Results Day. It’s always nerve-racking. There’s always controversy. But this year the fog of uncertainty that has permeated so much of life in recent months has created a new peak of anger and worry. How to award qualifications to a generation that has been mostly out of school since March and hasn’t been able to take exams was always going to be a massive headache. There was probably no perfect way to resolve it.
The problem is balancing two competing imperatives. Award grades which students, families and schools feel are a fair reflection of their work and achievements. Whilst avoiding a level of grade inflation which would devalue results, leading universities and employers to rely on other ways to select young people for courses or jobs.

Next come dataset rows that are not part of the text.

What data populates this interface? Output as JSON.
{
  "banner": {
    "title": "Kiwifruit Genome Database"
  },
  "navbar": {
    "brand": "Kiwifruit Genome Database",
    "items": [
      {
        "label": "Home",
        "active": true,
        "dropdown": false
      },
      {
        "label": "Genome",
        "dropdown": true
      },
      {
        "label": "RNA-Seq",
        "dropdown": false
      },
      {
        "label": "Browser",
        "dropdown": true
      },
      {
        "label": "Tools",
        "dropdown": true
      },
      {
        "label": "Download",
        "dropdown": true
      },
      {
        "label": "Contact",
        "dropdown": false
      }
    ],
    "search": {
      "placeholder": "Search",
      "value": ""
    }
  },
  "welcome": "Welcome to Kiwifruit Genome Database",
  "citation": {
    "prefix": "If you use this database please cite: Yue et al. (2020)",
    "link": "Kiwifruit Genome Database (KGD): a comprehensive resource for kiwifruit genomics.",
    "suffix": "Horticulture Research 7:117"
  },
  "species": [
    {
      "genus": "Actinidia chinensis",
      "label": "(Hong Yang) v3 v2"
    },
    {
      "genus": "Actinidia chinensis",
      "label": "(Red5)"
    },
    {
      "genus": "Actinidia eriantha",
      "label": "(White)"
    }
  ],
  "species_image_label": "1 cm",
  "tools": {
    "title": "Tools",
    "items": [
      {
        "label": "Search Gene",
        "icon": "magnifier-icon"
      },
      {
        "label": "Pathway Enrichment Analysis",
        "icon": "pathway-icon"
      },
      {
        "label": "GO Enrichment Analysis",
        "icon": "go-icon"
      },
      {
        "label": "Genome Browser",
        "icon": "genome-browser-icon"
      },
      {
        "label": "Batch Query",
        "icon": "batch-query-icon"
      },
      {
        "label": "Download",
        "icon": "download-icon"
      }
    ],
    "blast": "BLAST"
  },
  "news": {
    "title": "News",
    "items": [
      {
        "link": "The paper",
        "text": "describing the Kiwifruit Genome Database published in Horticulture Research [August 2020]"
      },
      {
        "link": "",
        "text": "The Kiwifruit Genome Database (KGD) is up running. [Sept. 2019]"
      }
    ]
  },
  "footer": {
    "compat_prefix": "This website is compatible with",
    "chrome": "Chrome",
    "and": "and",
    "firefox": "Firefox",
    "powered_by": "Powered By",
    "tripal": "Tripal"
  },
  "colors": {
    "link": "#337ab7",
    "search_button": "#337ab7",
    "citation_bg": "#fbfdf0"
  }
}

That matters because those other methods (interviews, written statements, clubs and activities) disadvantage young people from poorer backgrounds, many of whom have been shut out of the extra-curricular activities and coaching in soft skills which richer children have access to.
Stubborn attainment gap across the UK
We have had a big and stubborn attainment gap across the UK for many years. The focus today is on A-level results, but less than half of young people from poorer backgrounds get five good GCSEs. They’re already locked out of most pathways to university, higher level qualifications and good jobs. Of those who do make it to A-levels, they’re around half as likely as those from richer backgrounds to come out with two or more A-levels. The biggest danger in the current situation is that these unacceptable attainment gaps widen even further.
We have already seen lockdown hit children from poorer backgrounds harder than those from richer families. Less likely to have a school providing good on-line education. Less likely to have digital access, a quiet place to work, essentials like food and education supplies.
These unequal effects of Covid could be compounded by an approach to exam results which relies in part on a school’s track record, since young people from low income backgrounds tend to go to schools with worse results. It may also be reinforced if the appeals process depends heavily on students, parents and schools assertively challenging results and skilfully navigating a confusing system. Families and schools who are trying to stay afloat whilst caught up in deepening poverty are likely to have less time, energy, confidence and knowledge of the system than those in areas where the essentials of life are taken care of.
The design of our labour market
All of this is given increased importance by the design of our labour market. If you leave full-time education without good qualifications, you are likely to end up in a job that is low paid, with few opportunities for progression and little access to training which could help you move up. Funding and participation in adult education has fallen of a cliff in the last decade. Second chances and opportunities to change direction are thin on the ground, unless you already have good qualifications.
Employment rates are far higher for those with higher qualifications. There is a big pay gap between workers who have a degree or higher qualification and those who have lower qualifications. And, as more people go to university and jobs change, workers with no qualifications or only with GCSEs or A-levels have been slipping further behind. Someone with a qualification below degree level is twice as likely to be locked in poverty compared with someone with a degree.
Today, attention will be on the details of how marks have been awarded and how appeals will work. But the government must also look beyond these vital questions. There have been encouraging signs of plans to help young people entering the toughest labour market in decades, with the Kickstart programme and renewed focus on apprenticeships.
However, we have not yet seen enough action to bring forward skills funding and support for targeted training programmes, linked to high quality job opportunities. In a just society, we must ensure that every young person can access high quality training that leads them to a job which is secure, pays enough for a decent life and offers progression opportunities.